Councillor of the City of Greater Bendigo for Lockwood Ward
- In office 2016–2024

= Jennifer Alden =

Australian politician (born 1957)

Jennifer Alden (born 1957) is an Australian former politician who served as Mayor of the City of Greater Bendigo from 2020 to 2021 and as a councillor from 2016 to 2024. She served as Deputy Mayor twice.

==Early life and career==
Alden was born in Mildura in 1957 and raised in Middle Park. She attended Vaucluse Convent FCJ in Richmond. In 1974, she enrolled at Monash University, where she completed a Bachelor of Science degree in microbiology. In 1977, she completed an Honours degree in Science, studying the use of the enzyme-linked immunosorbent assay (ELISA) for detection of antibodies to influenza A. Alden began a PhD on the development of a vaccine for syphilis in 1978 but discontinued the program. She subsequently worked as a research scientist at Prince Henry's Hospital microbiology department in conjunction with Monash University's Department of Surgery, undertaking research for Pfizer on the use of tinidazole in colonic surgery patients.

Alden later completed a Diploma of Naturopathy at the Southern School of Natural Therapies, focusing on nutrition, herbal medicine, and women's health, and practiced as a naturopathic health consultant until 2003. In 1998, she completed a Masters degree in Women's Health at the Key Centre for Women's Health at the University of Melbourne. Alden's first book, Liberated Eating: The Serotonin Programme for Depressed Dieters, was published in 2001 by Lothian Books.In 2003 she became CEO of Women’s Health Loddon Mallee and also served as convenor of the Women’s Health Association of Victoria in 2006. In 2012, she graduated with a Doctor of Public Health from Flinders University; her dissertation examined Australian food and nutrition policy development opportunities.

In 2007, Alden joined VicHealth as a Senior Policy Advisor in the Research Strategy and Policy Unit, including a brief period as Acting Director. She managed a project on the health and economic benefits of reducing disease risk factors. In 2009, she became CEO of Cultivating Community, an urban agriculture non-profit organisation based in Victoria.

From 2012 to 2015, she was an Honorary Research Fellow at the Melbourne Sustainable Societies Institute at the University of Melbourne.

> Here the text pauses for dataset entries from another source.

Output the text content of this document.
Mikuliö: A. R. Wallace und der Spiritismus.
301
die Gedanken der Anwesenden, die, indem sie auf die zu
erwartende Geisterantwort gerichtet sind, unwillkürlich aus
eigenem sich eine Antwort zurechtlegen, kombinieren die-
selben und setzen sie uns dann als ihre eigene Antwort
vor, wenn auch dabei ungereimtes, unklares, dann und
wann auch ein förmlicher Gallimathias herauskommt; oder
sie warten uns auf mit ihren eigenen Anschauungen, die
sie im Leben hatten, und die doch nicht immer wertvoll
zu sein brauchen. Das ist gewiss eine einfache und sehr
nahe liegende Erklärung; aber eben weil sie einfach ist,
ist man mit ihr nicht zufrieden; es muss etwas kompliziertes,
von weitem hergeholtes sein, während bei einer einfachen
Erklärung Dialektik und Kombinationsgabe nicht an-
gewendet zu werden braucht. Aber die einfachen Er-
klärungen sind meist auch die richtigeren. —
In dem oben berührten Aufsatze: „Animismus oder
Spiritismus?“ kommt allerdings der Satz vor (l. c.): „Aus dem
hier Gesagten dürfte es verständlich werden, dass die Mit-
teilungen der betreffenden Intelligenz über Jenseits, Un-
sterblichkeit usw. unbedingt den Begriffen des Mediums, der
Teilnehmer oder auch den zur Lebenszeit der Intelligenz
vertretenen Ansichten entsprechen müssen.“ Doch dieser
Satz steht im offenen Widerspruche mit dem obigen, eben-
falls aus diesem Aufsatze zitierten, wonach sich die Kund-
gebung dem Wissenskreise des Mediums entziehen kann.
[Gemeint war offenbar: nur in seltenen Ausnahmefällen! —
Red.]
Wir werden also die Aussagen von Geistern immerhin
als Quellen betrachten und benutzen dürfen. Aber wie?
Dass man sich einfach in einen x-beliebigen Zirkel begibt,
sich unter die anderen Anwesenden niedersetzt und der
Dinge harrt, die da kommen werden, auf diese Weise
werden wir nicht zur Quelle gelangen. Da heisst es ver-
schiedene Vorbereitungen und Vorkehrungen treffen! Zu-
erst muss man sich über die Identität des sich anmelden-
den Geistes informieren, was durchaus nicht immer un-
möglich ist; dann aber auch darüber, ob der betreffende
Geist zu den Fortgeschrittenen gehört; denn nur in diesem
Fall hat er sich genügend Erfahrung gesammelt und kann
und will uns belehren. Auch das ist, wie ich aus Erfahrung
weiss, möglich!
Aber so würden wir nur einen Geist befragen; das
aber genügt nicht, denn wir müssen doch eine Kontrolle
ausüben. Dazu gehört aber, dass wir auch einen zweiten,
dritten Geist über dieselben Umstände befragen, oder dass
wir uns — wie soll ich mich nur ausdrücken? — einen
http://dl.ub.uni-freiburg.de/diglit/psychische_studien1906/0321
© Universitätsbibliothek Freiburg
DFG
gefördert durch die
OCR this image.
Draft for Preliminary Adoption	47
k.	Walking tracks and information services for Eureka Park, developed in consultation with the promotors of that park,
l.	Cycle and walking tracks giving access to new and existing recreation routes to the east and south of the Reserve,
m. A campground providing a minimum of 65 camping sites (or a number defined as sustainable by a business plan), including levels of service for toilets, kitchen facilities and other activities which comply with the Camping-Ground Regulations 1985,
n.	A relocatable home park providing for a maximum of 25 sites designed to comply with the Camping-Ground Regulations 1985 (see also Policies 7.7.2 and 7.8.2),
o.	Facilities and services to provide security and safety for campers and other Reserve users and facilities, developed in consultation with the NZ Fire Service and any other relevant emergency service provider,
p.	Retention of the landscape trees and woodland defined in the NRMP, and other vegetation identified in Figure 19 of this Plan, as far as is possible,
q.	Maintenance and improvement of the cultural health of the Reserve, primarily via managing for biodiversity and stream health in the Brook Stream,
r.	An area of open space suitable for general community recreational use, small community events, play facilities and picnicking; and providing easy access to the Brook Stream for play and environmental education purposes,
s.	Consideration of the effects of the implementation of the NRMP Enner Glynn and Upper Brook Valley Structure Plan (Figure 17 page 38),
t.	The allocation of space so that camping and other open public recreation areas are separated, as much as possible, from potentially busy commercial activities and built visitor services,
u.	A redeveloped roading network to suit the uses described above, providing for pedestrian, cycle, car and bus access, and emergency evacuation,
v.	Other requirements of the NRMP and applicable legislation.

In 2018 she undertook the Australian Institute of Company Directors course completion with award of GAICD. She is a Board Director at Mallee Track Health & Community Services, a member of the Municipal Association of Victoria’s Health and Wellbeing Advisory Panel and Deputy Chair of the Bendigo Maubisse Friendship Committee.

==Political career==
In 1995, Alden co-founded the Bendigo branch of the Australian Greens. In the 2006 Victorian state election, Alden ran as the Victorian Greens lead candidate for the Northern Victoria Region, although she failed to be elected. In the 2014 Victorian state election, Alden unsuccessfully contested the division of Bendigo East. In the 2016 Australian federal election, she was listed as the eighth candidate on the Greens' Senate ticket for Victoria. She resigned from the Australian Greens in 2018.

Alden was first elected to the City of Greater Bendigo Council in the 2016 election, where she received 8.86% of the primary vote in the Lockwood Ward. In 2017, she was elected as Deputy Mayor of Bendigo, serving under mayor Margaret O'Rourke until 2018. In 2018 she was awarded the Municipal Association of Victoria’s McArthur travelling fellowship for international local government research.

Alden was re-elected in the 2020 election with 18.23% and was subsequently elected by the council to the position of mayor, with Andrea Metcalf serving as Deputy Mayor. During her one-year term as Mayor, she worked to address the challenges posed by the COVID-19 pandemic. In 2022, she was elected as Deputy Mayor for a second time, serving until 2023. Alden did not contest the 2024 election, citing in part the changes to the ward system under the Local Government Act 2020.

Alden holds a Doctorate of Public Health, Masters in Women's Health and is an Adjunct Senior Research Fellow at La Trobe University.

==Personal life==
Alden married Peter Morison in 1980. The couple moved to Bendigo in 1982. Alden and her husband own a property in Pine Grove that is under a Trust for Nature conservation covenant.